I just deployed my Fake News Detection App, designed to analyze and verify the authenticity of news articles. It’s powered by ML + NLP, allowing users to enter news text or a URL and get a prediction with explainability.

:rocket: Features:

:heavy_check_mark: Text & URL-based news analysis
:heavy_check_mark: ML-powered predictions with confidence scores
:heavy_check_mark: LIME explainability for transparency
:heavy_check_mark: User voting to refine predictions
:heavy_check_mark: Firebase integration for user interactions

:computer: Tech Stack:
:small_blue_diamond: ML Model: Random Forest with TF-IDF + HashingVectorizer
:small_blue_diamond: Framework: Streamlit for UI
:small_blue_diamond: Hosting: Hugging Face
:small_blue_diamond: Database: Firebase

:link: Try it here: https://fake-news-detection-c5wy5kuvhc7gnn6cfruegk.streamlit.app/

Would love feedback from the community! What features should I add next? :thinking:

streamlit #MachineLearning ai nlp #FakeNewsDetection #DataScience

Hey @Risaal, would like to check your app out, but the link doesn’t work.
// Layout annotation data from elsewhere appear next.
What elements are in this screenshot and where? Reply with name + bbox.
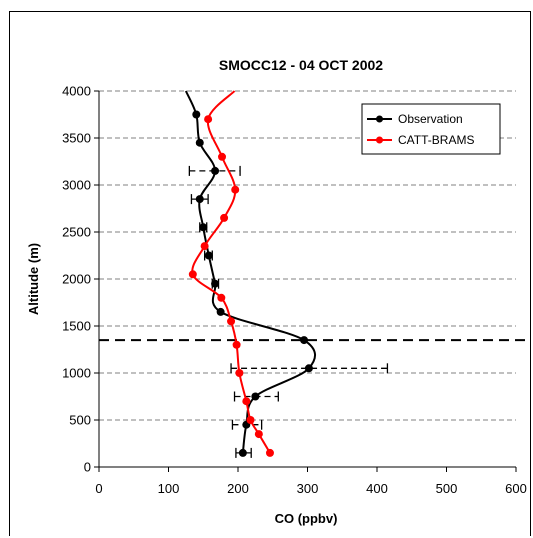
point-observation-1350 [300,336,309,345]
legend: Observation CATT-BRAMS [361,103,501,155]
legend-label-observation: Observation [398,112,463,126]
tick-label-x-200: 200 [227,481,249,496]
point-catt-brams-3700 [204,115,213,124]
tick-label-y-1000: 1000 [62,366,91,381]
point-catt-brams-2950 [231,185,240,194]
point-catt-brams-2650 [220,213,229,222]
chart-frame [9,11,531,536]
series-points [188,110,313,457]
tick-label-y-3000: 3000 [62,178,91,193]
point-observation-2850 [195,195,204,204]
point-observation-1050 [304,364,313,373]
point-observation-3150 [211,166,220,175]
point-catt-brams-2050 [188,270,197,279]
point-observation-150 [238,448,247,457]
point-catt-brams-1550 [227,317,236,326]
tick-label-y-500: 500 [69,413,91,428]
point-catt-brams-1800 [217,293,226,302]
point-observation-1650 [216,307,225,316]
tick-label-y-4000: 4000 [62,84,91,99]
point-catt-brams-1300 [232,340,241,349]
chart-title: SMOCC12 - 04 OCT 2002 [219,57,383,73]
point-catt-brams-150 [265,448,274,457]
tick-label-x-400: 400 [366,481,388,496]
point-catt-brams-3300 [218,152,227,161]
tick-label-x-500: 500 [436,481,458,496]
point-catt-brams-1000 [235,369,244,377]
point-catt-brams-700 [242,397,251,406]
tick-label-x-600: 600 [505,481,527,496]
series-line-observation [184,90,317,454]
legend-marker-observation [376,115,383,123]
series-lines [184,90,317,454]
tick-label-y-3500: 3500 [62,131,91,146]
point-catt-brams-350 [254,430,263,439]
point-catt-brams-500 [246,416,255,424]
x-axis-label: CO (ppbv) [275,511,338,526]
point-observation-3450 [195,138,204,147]
tick-label-y-1500: 1500 [62,319,91,334]
point-observation-3750 [192,110,201,119]
point-observation-2250 [204,251,213,260]
tick-label-y-2500: 2500 [62,225,91,240]
tick-label-x-300: 300 [297,481,319,496]
point-observation-1950 [211,279,220,288]
tick-label-x-0: 0 [95,481,102,496]
legend-box [361,103,501,155]
tick-label-y-0: 0 [84,460,91,475]
legend-marker-catt-brams [376,136,383,144]
tick-label-y-2000: 2000 [62,272,91,287]
y-axis-label: Altitude (m) [26,243,41,315]
point-catt-brams-2350 [200,242,209,251]
legend-label-catt-brams: CATT-BRAMS [398,133,474,147]
tick-label-x-100: 100 [158,481,180,496]
axes: 0 500 1000 1500 2000 2500 3000 3500 4000 0 100 200 3… [62,84,527,497]
point-observation-750 [251,392,260,401]
point-observation-2550 [199,223,208,232]
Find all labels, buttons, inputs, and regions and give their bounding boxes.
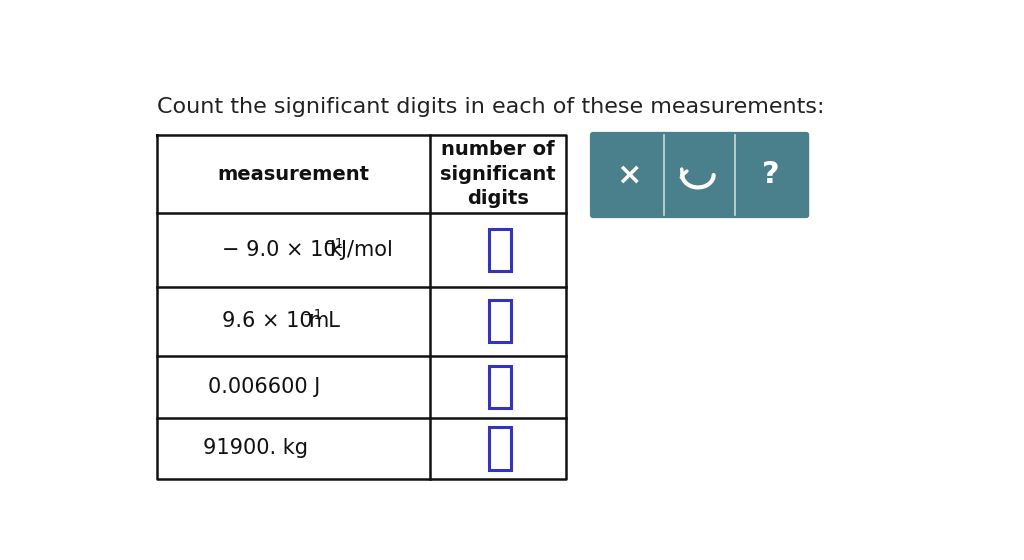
Text: 0.006600 J: 0.006600 J <box>208 377 319 396</box>
FancyBboxPatch shape <box>590 132 809 218</box>
Text: −1: −1 <box>324 237 344 251</box>
Bar <box>489 427 511 469</box>
Text: − 9.0 × 10: − 9.0 × 10 <box>222 240 337 260</box>
Text: number of
significant
digits: number of significant digits <box>440 141 556 208</box>
Text: 9.6 × 10: 9.6 × 10 <box>222 311 312 332</box>
Text: ×: × <box>615 161 641 189</box>
Text: kJ/mol: kJ/mol <box>329 240 392 260</box>
Bar <box>489 300 511 343</box>
Text: 91900. kg: 91900. kg <box>204 438 308 458</box>
Text: ?: ? <box>762 161 779 189</box>
Bar <box>489 366 511 408</box>
Text: mL: mL <box>308 311 340 332</box>
Text: −1: −1 <box>303 308 324 322</box>
Text: Count the significant digits in each of these measurements:: Count the significant digits in each of … <box>158 97 825 117</box>
Text: measurement: measurement <box>218 165 370 184</box>
Bar <box>489 229 511 271</box>
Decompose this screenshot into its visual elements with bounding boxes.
Did you try running this link in a guest browser?

Ok let me check

Now, please check and let me know and please give your suggestions & feedback

Good work, try using an ensemble of various models to make stronger prediction, then taking majority vote, and replacing TF-IDF with transformer. Are you redirecting user feedback back into model training? That will enhance your model’s accuracy, while simultaneously dealing with Model Drift.